I shall give you an example from my own life. Each time I attend the divine liturgy at my Greek Orthodox church, I feel as though I am in hell, I feel the fire that burns. I feel the malice and rancor of my tendency to judge others, even my fellow parishioners in the temple of the Lord.

I am not looking forward to my day of judgement, where I will have to face the Lord. The Lord will not accuse me of anything. My own conscience, the basic input-output system of our morality, will accuse me, where I will feel the ‘weeping and gnashing of teeth’ (Luke 13:28).

One of the Saints, in his deep humility, said, ‘I will go to the place where the devil will be condemned.’ If I were to say that about myself, it would not be humility, it would be a fact.

My life so far

I spent the entirety of the Australian winter in mental institutes. The only benefit to that was that my pension kept rolling in, making me somewhat richer.

Being in the mental institutes was not tormenting so much as it was mind-numbingly boring.

There were some mad dudes that I met in there that I really liked. Too bad I didn’t ask their contact details. I will surely miss them. One of them gave me a hug. Another gave me a bro-shake.

The good thing about being in a ward full of guys is that usually there is very little vomiting going on, as guys have stronger stomachs than girls. The only person who was vomiting was me after each Electroconvulsive Therapy. Ah yes, happy times that was.
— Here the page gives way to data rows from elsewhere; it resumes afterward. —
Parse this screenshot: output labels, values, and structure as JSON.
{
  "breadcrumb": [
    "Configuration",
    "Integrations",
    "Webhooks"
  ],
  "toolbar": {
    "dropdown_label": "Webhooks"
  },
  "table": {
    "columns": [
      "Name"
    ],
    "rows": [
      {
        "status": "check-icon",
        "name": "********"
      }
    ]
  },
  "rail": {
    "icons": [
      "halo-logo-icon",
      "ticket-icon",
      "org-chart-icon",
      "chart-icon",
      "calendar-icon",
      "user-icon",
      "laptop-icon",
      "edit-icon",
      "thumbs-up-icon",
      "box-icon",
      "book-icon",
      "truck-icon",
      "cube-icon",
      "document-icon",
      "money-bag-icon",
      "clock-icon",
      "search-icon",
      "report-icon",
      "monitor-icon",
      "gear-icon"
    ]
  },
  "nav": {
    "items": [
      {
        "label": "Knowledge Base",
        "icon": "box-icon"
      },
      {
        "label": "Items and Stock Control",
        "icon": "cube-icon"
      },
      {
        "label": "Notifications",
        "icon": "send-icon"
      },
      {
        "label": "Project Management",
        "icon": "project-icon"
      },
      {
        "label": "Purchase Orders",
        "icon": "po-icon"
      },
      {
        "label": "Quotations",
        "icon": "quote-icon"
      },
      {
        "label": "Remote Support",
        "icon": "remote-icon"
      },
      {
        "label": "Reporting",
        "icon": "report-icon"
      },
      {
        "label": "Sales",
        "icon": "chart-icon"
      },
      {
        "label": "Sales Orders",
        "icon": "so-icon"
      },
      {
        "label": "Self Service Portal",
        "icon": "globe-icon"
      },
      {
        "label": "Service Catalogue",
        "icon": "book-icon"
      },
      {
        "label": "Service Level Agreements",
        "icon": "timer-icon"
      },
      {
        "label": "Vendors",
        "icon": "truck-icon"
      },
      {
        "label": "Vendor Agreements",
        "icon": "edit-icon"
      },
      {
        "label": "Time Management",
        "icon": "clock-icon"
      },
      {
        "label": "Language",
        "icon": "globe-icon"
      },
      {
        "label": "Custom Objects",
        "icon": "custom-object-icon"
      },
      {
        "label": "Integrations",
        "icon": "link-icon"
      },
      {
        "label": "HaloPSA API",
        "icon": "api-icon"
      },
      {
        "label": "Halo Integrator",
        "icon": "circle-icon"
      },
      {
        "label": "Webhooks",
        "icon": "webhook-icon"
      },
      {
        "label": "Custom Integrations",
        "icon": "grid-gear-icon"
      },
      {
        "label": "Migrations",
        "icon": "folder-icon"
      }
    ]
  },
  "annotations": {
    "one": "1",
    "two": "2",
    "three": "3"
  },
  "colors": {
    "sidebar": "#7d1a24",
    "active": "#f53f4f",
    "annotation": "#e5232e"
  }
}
Now, since I’ve come out of the mental institute, I’ve had the opportunity to see two of my friends. With one of them I practiced sparring with, with another I just went window shopping with.

Too much of me

When I emerged from the mental institute, my mom said I could only talk about 3 things: girls, japanese language, and religion. Even though I’ve significantly improved since then, the topics I can converse about have become much narrower. I can only talk about 1 topic: myself.

Well, I’m the most interesting man in the universe, so why wouldn’t I want to talk about myself? I talk to myself all the time and have the most interesting conversations, no; I have the BEST conversations. Why would I want to talk about anything else? Why would anyone else want to talk about anything apart from me?

Yeah, I think the next thing I want to do in my career is to become a mad scientist, who builds a factory that uses the earth to produce clones of me, so essentially a whole planetfull of ME; me, me, me, me, me. Great idea huh? Who needs anybody else on the planet?

Ok, so the topic I intended to write for this blog post is something else apart from me. So here goes…

BORING! NEVERMIND WHAT I WAS GONNA TALK ABOUT! ME TIME!

Yep. No need to talk about someone else. Or something else. Better start making that cloning factory. I need more of me.